Tensor evolution: A framework for fast tensor computations using recurrences

sakras

> Tensor Evolution (TeV)

Oh no, I'm never not going to read this as "tera-electron Volts". I wish they picked a different acronym!

null

[deleted]

thomasahle

This is neat! I've been thinking about how to best express recursion with diagrams for tensorgrad (https://github.com/thomasahle/tensorgrad) and this might just be it.

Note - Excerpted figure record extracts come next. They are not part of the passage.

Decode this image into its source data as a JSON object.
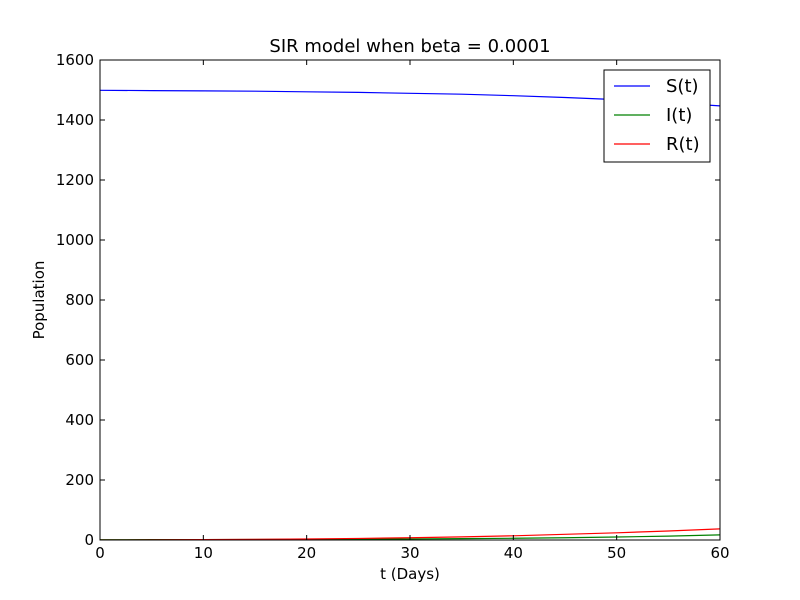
{
  "chart_data": {
    "type": "line",
    "title": "SIR model when beta = 0.0001",
    "xlabel": "t (Days)",
    "ylabel": "Population",
    "xlim": [
      0,
      60
    ],
    "ylim": [
      0,
      1600
    ],
    "xticks": [
      0,
      10,
      20,
      30,
      40,
      50,
      60
    ],
    "yticks": [
      0,
      200,
      400,
      600,
      800,
      1000,
      1200,
      1400,
      1600
    ],
    "xtick_labels": [
      "0",
      "10",
      "20",
      "30",
      "40",
      "50",
      "60"
    ],
    "ytick_labels": [
      "0",
      "200",
      "400",
      "600",
      "800",
      "1000",
      "1200",
      "1400",
      "1600"
    ],
    "grid": false,
    "legend_position": "top-right",
    "x": [
      0,
      5,
      10,
      15,
      20,
      25,
      30,
      35,
      40,
      45,
      50,
      55,
      60
    ],
    "series": [
      {
        "name": "S(t)",
        "color": "#0000ff",
        "values": [
          1499,
          1498,
          1497,
          1496,
          1494,
          1492,
          1489,
          1486,
          1481,
          1475,
          1468,
          1458,
          1447
        ]
      },
      {
        "name": "I(t)",
        "color": "#008000",
        "values": [
          1,
          1.2,
          1.5,
          1.8,
          2.2,
          2.8,
          3.5,
          4.5,
          5.8,
          7.5,
          10,
          13,
          17
        ]
      },
      {
        "name": "R(t)",
        "color": "#ff0000",
        "values": [
          0,
          0.5,
          1.2,
          2.2,
          3.5,
          5.2,
          7.5,
          10.5,
          14,
          19,
          24,
          30,
          37
        ]
      }
    ]
  }
}
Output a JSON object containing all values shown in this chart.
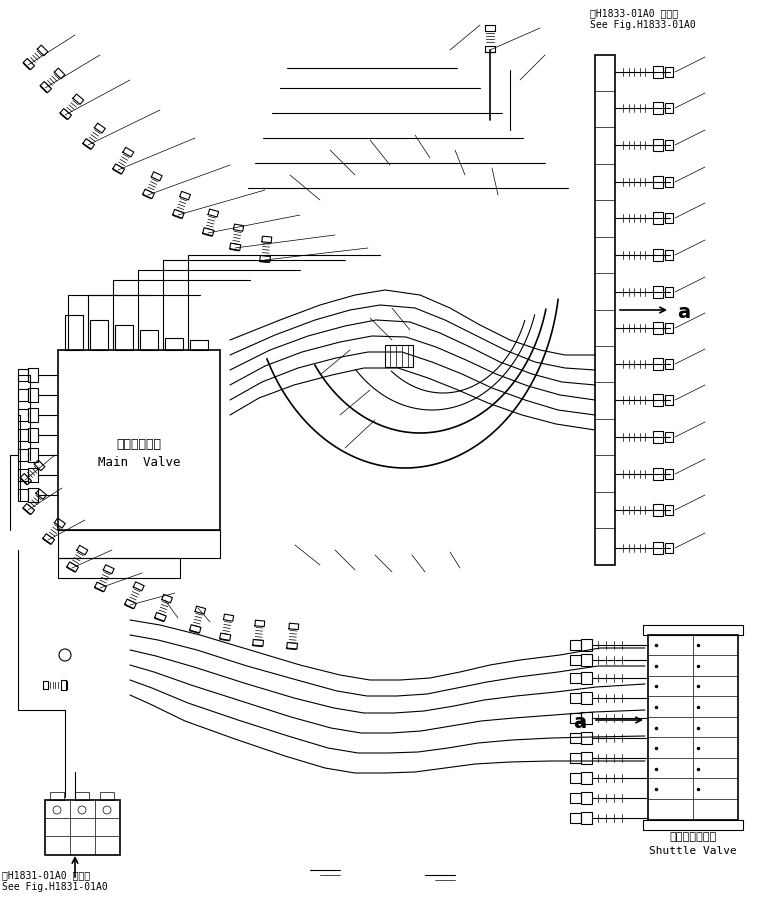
{
  "title_top_right_line1": "第H1833-01A0 図参照",
  "title_top_right_line2": "See Fig.H1833-01A0",
  "title_bottom_left_line1": "第H1831-01A0 図参照",
  "title_bottom_left_line2": "See Fig.H1831-01A0",
  "label_main_valve_jp": "メインバルブ",
  "label_main_valve_en": "Main  Valve",
  "label_shuttle_valve_jp": "シャトルバルブ",
  "label_shuttle_valve_en": "Shuttle Valve",
  "label_a": "a",
  "bg_color": "#ffffff",
  "line_color": "#000000",
  "font_size_small": 7,
  "font_size_medium": 9,
  "font_size_label": 8
}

So much computation these days are done on tensors, mostly for easy parallelism reasons. But we can't get completely rid of recursion. Great to have work like this making them more computationally compatible!

pertymcpert

I don't see a lot of use for this since it only extends element-wise operations and not things like multiplication which are the more interesting operations on tensors. Yeah you can model tensors in the compiler with this but no loops in the compiler are actually doing this. Unlike SCEV which is used for almost every loop.

almostgotcaught

> not things like multiplication

in order to perform that kind of canonicalization/folding/cse you effectively need to embed a whole-ass tensor ops interpreter into your compiler. note this isn't so far-fetched

https://github.com/openxla/stablehlo/blob/main/docs/interpre...

the problem is it needs to be performant as well. so what some people do is jit these canonicalizations using the compiler (yo dawg i heard you like compiling...).

almostgotcaught

lol who is interested in this on hn? this has nothing to do with frameworks or training or inference or whatever. this is purely about "when can i infer statically XYZ property about tensor constants in a program". mind you, small tensor constants, because this thing is effectively performing actual tensor arithmetic and you don't want slow tensor arithmetic in your compiler.

also FYI they're not magically calculating closed form solutions to recurrence relations here (that's not possible) - they're basically just iterating the loop arithmetic.

saagarjha

This kind of thing is quite useful for people implementing block-level compilers; in particular spending time on optimizations for “small” tensors that are being operated on in a block are very worthwhile because the generated code is then reused across all blocks and multiple invocations of the kernel.

For this case, you can actually calculate a closed form for many recurrences, in the same way that SCEV works. You don’t need to interpret the loop to do this. If you mark your induction variables and put the loop in the right form then it’s possible to do recurrence analysis in constant time. This isn’t particularly complex or novel (and, to be fair, the paper doesn’t do much other than go “hmm what if we did this for tensors”) so I suggest you look up how it’s done in traditional compilers.

almostgotcaught

> closed form for many recurrences, in the same way that SCEV works ... so I suggest you look up how it’s done in traditional compilers.

SCEV does not compute closed forms ... because that's impossible. if you don't understand why it's impossible you can consult this same team's slides on SCEV in LLVM, a "traditional compiler":

https://llvm.org/devmtg/2018-04/slides/Absar-ScalarEvolution...

specifically pages 16-18

saagarjha

I feel like we must be talking about different things, because I don't see how any of this follows, and the slides just seem to explain how LLVM does its SCEV? Consider the following program (in C and not LLVM IR because I am very lazy):

  int foo = 0;
  for (int i = 0; i < n; ++i) {
   foo += 1;
  }

Both foo and i have an addrec of {0, +, 1}. Given the loop iteration count n it is pretty clear that you can calculate the value at exit to be n without actually running the loop n times. In fact you don't even know n and can still convert it to a closed form at compile time. So what's the point of disagreement here?

pstoll

> lol who is interested in this on hn?

I’m guessing lots of people who are on HN. I’ll go with - me for one. Guessing I’m not alone.

Remember - it’s a big world. Lots of POVs.

llm_trw

Anyone working on deep learning for one.

almostgotcaught

if you can explain to me the relevance of this paper for your stack i'll paypal you $50.

saagarjha

The people who are in a position to respond to you are also unlikely to be moved by an offer of $50.

gaze

I am. Why would you assume otherwise?